How can my estate plan lower the federal transfer tax liability?
Every individual can make tax-free gifts during the course of his or her lifetime, or bequests at death, up to $5,450,000 for 2015 ($5,430,000 in 2015). (The estate and gift tax exclusion amounts are tied to inflation.) This means you pay no federal estate tax unless your estate exceeds $5.45 million, should you die in 2016.
For those who are married, there is an unlimited marital deduction. All estate taxes can be avoided upon the death of the first spouse to die. But the surviving spouse would have to remarry and give his/her entire estate to the new spouse in order to get another unlimited marital deduction. Most people would rather their children or other relatives benefit from the estate, rather than a new spouse and his/her family.
An estate plan can take advantage of certain tax avoidance techniques for those who have accumulated some wealth; this gives more of your property to your intended beneficiaries, instead of giving it to the federal government.
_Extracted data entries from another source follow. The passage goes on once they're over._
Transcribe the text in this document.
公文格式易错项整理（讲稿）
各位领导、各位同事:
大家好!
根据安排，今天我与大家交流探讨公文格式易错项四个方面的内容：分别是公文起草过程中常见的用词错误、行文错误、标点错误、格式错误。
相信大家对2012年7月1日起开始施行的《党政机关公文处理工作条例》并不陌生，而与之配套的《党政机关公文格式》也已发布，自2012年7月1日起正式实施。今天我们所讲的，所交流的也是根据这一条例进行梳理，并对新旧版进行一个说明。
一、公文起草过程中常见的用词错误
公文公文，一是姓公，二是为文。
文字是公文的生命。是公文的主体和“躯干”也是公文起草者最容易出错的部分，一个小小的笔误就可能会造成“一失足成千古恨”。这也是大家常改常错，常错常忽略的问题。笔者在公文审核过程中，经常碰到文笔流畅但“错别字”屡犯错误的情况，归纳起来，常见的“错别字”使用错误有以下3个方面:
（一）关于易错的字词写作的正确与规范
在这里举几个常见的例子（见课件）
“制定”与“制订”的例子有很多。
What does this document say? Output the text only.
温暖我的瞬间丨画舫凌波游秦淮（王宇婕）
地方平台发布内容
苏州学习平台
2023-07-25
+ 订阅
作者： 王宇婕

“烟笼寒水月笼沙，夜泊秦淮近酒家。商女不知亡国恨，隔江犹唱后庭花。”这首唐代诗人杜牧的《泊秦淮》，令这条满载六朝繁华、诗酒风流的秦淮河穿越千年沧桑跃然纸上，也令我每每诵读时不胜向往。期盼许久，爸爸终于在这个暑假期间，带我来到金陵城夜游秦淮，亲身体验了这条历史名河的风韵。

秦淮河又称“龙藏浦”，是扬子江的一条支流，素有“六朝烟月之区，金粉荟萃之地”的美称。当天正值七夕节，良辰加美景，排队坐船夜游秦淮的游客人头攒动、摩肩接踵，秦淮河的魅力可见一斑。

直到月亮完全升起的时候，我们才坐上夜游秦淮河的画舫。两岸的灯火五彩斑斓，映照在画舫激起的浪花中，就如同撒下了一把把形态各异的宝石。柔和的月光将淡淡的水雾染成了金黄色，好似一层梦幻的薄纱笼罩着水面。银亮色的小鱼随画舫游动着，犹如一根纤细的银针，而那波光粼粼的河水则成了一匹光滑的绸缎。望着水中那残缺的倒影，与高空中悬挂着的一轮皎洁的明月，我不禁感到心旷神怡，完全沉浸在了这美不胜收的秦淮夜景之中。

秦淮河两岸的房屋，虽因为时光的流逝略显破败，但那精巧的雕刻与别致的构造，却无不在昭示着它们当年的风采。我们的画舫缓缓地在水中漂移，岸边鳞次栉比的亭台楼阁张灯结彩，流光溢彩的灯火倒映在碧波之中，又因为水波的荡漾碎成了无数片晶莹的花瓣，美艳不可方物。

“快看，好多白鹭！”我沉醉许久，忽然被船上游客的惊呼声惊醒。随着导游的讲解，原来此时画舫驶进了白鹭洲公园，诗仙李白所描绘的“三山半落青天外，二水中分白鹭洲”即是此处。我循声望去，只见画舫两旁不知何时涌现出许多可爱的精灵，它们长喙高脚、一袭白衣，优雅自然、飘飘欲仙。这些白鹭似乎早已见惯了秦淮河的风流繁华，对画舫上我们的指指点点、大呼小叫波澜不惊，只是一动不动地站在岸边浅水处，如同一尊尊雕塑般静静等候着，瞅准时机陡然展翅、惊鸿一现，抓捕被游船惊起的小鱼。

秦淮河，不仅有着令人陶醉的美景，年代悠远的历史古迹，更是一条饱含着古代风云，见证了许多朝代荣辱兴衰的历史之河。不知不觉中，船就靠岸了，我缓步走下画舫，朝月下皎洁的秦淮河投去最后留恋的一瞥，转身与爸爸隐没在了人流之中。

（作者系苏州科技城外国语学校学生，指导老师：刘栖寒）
Some of these techniques include:
(1) a tax by-pass trust to hold property for your children, while still providing for your surviving spouse during his/her lifetime
(2) distribution of share in a Family Limited Partnership to take advantage of minority and lack of marketability valuation discounts
(3) a gift program to take advantage of the current $14,000 per year per person gift tax exclusion in 2015 and 2016 so as to prevent a greater tax in the future in the form of an estate tax
(4) an irrevocable trust to handle and manage property outside of your estate, so that the property is not part of your estate at the time of death.
Tax planning as part of estate planning can, depending on the size of one's estate, save hundreds of thousands to millions dollars - if it is done right.